As luck would have it one soon appeared on e-Bay.  The Seller was very honest and said that he'd no idea how old it was but it looked obvious to me that it was an Indian-made reproduction.

I managed to get it for a reasonable price, if it was what I suspected, or dirt cheap if it was a pusser GPO one from the 1920s.

It turned out to be Indian but was a very faithful reproduction of the originals, including all their drawbacks!

These telephones never had bells in them.  These were located on top of a separate wooden box but the box also contained other bits that are in the bottom part of later telephones.  This one had a piezo buzzer in which was rated at 3-20VDC!  The upshot was that as it stood it was pretty neigh useless but that just made it more fun.

Complete circuit boards for 746s, the ones from the 1970s to 1980s, are still cheap and easy to obtain as plenty were made and never used.  I got one of those to pinch the bits I needed off.

I'd made a PCB to mount these on but then found that space was so short in the base of the candle-stick that it wouldn't fit.  I therefore glued them in place and connected them up with bits of wire.

As with the originals, the gravity switch on this 'phone was only single pole, which I wasn't keen on.  With a bit of alteration to the metalwork I managed to fit one off a 706.
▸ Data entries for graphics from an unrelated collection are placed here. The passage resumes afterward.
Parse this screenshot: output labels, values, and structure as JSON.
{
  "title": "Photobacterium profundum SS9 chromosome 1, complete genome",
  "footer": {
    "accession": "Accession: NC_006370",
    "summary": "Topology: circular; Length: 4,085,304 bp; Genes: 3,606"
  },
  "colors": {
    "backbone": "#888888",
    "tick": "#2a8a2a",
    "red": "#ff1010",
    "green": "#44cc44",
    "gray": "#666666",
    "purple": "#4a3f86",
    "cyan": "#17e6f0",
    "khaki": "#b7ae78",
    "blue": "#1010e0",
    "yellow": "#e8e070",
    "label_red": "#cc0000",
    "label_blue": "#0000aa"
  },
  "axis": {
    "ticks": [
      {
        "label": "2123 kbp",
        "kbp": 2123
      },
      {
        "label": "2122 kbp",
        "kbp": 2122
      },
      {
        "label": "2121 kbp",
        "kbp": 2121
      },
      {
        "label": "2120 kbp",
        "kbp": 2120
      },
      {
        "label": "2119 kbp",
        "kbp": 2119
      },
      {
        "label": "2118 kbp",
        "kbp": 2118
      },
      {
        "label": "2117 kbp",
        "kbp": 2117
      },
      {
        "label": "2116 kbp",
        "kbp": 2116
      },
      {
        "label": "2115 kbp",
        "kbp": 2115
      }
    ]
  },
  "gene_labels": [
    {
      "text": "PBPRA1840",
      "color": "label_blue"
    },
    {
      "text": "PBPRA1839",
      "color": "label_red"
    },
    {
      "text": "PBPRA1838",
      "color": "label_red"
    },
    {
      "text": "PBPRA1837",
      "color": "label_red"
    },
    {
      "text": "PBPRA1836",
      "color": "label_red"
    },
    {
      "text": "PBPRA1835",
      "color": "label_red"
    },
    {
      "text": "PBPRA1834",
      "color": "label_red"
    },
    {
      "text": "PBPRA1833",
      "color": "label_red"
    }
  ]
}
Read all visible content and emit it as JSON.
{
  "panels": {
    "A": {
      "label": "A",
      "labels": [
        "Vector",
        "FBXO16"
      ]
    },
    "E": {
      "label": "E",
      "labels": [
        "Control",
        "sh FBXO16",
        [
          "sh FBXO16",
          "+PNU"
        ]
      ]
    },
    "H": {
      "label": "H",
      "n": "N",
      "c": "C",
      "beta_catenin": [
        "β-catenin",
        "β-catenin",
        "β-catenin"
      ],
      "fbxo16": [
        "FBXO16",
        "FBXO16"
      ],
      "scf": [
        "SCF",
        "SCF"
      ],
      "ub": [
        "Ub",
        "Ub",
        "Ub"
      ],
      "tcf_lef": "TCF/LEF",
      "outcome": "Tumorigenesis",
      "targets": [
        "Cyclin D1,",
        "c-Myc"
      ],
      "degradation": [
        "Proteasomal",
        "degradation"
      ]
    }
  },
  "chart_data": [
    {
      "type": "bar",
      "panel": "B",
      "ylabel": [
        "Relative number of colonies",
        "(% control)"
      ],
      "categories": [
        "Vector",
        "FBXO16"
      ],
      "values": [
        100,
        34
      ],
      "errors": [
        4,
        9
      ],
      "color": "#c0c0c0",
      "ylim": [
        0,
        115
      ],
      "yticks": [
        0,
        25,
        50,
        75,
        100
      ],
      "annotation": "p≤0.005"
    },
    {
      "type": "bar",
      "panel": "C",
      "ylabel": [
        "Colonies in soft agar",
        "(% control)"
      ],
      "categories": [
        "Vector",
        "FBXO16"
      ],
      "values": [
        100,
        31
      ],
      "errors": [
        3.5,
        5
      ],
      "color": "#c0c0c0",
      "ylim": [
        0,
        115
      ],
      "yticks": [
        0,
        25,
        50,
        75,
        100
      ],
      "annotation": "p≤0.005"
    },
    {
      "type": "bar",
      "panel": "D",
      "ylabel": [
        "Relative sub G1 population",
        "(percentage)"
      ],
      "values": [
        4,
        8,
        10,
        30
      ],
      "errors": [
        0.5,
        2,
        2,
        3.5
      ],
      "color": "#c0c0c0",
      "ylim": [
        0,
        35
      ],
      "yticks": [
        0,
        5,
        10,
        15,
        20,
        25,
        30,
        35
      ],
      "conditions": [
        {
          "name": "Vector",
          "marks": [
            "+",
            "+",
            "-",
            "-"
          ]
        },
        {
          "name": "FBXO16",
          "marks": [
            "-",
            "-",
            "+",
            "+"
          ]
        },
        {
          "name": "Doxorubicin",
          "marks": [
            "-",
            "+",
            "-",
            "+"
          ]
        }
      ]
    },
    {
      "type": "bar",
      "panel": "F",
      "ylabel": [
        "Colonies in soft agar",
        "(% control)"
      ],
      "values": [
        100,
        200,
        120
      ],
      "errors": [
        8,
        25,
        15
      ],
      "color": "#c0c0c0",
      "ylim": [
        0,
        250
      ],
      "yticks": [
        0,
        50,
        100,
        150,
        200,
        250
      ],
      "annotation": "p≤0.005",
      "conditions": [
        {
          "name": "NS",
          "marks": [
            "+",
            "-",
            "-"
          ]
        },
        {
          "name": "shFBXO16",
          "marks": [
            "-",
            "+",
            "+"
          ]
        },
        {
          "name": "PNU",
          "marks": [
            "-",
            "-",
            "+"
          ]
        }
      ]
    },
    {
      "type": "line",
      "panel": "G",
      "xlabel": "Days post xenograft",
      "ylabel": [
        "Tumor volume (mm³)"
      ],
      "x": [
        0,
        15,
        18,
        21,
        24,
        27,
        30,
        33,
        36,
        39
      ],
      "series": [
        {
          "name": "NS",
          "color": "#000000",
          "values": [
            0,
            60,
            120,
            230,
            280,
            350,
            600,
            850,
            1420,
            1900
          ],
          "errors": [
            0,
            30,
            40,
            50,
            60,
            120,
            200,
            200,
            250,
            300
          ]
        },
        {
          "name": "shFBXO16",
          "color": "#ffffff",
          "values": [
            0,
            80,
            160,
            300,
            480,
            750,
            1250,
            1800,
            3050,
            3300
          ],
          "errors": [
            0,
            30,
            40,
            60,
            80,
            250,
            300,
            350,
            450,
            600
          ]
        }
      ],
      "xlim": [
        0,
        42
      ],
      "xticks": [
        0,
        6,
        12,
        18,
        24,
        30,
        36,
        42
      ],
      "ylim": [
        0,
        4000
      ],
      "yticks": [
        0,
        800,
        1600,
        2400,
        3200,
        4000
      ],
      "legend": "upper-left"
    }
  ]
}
The dial didn't seem very good.  This was an ITI (Indian Telephone Industries) version of an ATE one.*  My luck continued as I'd got a broken ATE one and the ITI one provided the bit I needed to fix it. 

The finger plate was a modern clear plastic GPO 21 that had been bodged on but yet more good fortune caused a black ATE one to turn-up on e-Bay, despite it being described as a GPO one.†

The carbon transmitter was utterly stuffed but making an electronic one was a simple matter.

The final configuration is basically that of a 706 with its regulator reversed, ie disabled.  This isn't a problem as older telephones didn't have them and they were only introduced to lower the power on telephones located near to exchanges and these days line regulation is much better any way.

After that it was just a case of giving the brass a good polish.  I did this by smearing it with a mixture of vaseline and chromium dioxide and then buffing it off with a felt wheel in a dremal.

* Indian Telephone Industries was set-up by the newly independent Indian government in 1948 to make telephones in India for use there.  They were assisted by the British Automatic Telephone and Electric Company who supplied them with designs and machinery.  The telephones they produced were made to a high standard but in recent years production has continued at much lower quality (partly due to the equipment that was second-hand seventy years ago now being well and truly worn-out) and attempts have been made to pass the results off as old vintage GPO equipment.

† The GPO never used ATE dials, it's easy to tell the difference as these have a gap between the finger-stop and the zero whereas GPO ones don't.  ATE dials were used in the UK on private systems, especially the railways and they would/will work on the GPO/BT network.